Just a year ago, Maatman tired out easily. A doctor told her that she had a mild valve leak, and she left it at that. But symptoms persisted and her husband, Steve, needed his own heart help.
"As [Steve's doctor] went down the list of things asking Steve — did he have this symptom, this symptom, tired up and down the steps — Steve and I started laughing," she said.
One in three women lose their lives to cardiovascular disease, according to the American Heart Association. For Maatman, it took her husband's heart issue to make her pay attention to her own body.
"I just said, 'Well, I'm not having trouble going up the stairs, my wife is having trouble going up stairs," he said.
Maatman followed the doctor's advice to get it checked again, and learned four of her heart valves were leaking.

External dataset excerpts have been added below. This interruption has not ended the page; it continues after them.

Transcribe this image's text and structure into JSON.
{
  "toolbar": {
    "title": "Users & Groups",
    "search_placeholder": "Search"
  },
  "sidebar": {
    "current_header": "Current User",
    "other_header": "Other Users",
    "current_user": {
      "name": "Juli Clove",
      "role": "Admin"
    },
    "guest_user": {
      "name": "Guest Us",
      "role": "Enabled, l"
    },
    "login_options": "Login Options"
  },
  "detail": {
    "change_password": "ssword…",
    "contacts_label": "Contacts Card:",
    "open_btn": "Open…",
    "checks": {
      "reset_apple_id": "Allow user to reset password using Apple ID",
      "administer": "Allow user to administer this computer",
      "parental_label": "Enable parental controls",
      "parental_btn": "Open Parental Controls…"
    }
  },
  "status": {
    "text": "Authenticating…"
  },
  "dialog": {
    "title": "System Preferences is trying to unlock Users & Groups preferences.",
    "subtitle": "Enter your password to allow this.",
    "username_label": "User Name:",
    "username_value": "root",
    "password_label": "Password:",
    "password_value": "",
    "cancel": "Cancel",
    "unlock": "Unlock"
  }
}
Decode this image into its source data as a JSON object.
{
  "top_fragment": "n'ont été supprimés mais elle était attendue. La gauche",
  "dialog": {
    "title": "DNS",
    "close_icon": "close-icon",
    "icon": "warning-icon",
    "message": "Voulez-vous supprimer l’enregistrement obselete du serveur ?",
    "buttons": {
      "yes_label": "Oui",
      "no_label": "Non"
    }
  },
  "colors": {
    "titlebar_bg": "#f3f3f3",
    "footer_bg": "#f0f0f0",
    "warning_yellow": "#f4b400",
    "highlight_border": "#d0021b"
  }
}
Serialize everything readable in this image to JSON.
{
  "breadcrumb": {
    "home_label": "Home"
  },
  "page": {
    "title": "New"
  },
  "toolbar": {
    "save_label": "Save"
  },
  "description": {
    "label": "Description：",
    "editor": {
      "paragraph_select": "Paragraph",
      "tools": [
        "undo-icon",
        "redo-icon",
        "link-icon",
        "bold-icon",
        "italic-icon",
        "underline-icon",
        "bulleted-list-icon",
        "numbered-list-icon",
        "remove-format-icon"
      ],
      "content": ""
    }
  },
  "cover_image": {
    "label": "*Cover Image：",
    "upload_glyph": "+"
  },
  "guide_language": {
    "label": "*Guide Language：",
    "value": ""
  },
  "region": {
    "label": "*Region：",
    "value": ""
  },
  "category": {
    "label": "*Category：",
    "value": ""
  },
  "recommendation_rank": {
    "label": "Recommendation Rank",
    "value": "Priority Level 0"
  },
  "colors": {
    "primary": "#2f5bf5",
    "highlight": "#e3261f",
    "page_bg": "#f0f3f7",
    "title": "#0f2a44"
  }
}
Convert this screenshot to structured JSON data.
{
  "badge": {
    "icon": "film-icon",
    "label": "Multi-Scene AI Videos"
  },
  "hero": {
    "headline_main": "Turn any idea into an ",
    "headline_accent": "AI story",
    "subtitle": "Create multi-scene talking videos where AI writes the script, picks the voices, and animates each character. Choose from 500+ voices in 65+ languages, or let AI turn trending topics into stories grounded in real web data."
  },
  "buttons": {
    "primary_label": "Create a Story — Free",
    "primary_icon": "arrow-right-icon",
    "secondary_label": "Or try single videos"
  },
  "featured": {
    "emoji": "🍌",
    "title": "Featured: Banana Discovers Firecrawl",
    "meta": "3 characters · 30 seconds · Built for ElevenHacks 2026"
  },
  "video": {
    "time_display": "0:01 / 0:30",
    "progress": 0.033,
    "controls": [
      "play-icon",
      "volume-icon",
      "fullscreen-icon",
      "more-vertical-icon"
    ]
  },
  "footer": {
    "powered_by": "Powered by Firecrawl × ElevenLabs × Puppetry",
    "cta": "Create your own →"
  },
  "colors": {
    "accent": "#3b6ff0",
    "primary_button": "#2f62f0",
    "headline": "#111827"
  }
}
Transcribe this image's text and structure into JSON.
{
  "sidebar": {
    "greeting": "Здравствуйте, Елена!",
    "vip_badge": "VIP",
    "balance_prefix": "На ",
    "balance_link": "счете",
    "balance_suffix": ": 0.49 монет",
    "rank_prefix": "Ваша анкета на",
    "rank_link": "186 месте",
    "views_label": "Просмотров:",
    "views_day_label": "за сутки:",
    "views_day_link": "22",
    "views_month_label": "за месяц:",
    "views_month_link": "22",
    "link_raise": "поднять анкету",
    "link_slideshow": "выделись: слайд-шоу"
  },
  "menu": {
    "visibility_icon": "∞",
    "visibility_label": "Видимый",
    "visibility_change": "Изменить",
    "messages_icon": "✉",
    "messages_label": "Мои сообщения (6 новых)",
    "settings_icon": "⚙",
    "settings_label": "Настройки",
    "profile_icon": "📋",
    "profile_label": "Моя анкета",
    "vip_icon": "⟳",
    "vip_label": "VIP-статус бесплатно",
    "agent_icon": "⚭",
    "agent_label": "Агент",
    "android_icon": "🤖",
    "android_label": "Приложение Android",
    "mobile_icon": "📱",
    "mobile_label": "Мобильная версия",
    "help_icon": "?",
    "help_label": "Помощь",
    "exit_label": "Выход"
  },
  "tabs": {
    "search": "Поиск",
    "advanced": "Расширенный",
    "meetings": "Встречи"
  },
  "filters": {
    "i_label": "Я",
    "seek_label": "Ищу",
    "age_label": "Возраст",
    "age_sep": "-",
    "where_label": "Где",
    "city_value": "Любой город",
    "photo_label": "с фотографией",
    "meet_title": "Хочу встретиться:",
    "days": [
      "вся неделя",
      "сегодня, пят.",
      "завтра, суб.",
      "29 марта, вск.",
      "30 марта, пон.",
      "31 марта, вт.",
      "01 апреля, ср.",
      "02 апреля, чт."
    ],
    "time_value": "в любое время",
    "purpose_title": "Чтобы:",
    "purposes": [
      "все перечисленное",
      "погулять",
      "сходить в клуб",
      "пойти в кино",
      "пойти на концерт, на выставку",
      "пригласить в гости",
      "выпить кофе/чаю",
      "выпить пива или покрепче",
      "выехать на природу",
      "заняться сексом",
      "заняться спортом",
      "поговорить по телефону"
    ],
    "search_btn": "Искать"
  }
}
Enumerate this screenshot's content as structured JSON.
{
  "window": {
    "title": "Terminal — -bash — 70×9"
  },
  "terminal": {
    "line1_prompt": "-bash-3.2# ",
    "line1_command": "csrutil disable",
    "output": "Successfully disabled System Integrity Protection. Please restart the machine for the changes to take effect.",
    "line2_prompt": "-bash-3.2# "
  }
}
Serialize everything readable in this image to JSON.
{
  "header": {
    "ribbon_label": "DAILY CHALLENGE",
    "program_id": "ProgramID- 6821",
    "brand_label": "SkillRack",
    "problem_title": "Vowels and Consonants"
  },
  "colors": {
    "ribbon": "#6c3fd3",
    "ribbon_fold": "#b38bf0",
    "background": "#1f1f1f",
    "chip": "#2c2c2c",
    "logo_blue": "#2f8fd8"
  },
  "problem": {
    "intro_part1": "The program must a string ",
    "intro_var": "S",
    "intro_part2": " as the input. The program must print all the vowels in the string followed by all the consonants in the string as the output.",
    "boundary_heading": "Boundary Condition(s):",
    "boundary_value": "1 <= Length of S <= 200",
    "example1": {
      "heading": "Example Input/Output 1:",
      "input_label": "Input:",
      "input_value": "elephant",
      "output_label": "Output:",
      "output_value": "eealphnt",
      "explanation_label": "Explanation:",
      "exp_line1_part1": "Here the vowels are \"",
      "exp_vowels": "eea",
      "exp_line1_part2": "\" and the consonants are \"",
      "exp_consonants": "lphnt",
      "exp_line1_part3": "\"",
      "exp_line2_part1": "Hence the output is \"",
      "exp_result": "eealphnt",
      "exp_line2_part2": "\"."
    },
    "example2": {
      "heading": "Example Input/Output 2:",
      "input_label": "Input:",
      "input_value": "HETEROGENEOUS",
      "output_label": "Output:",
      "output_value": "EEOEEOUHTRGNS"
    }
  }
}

Like her husband, she needed surgery.
"The only difference was, they were able to repair his — had to replace mine," she said.
The surgery gave Maatman a new lease on life, and time to share her story. She and her husband walked the whole Opening Day Parade with folks from the Christ Hospital, the place that fixed their broken hearts.
Maatman says women shouldn't wait to take care of themselves. She's taking that message to the American Heart Association's "Go red for women luncheon" next Wednesday at the Duke Energy Convention Center. She has urged women to pay attention to your body, have a heart-to-heart with yourself and acknowledge and act on symptoms.
Her husband is glad she did.
"I want to see her healthy," he said. "That's important. I don't want to lost that special person, either."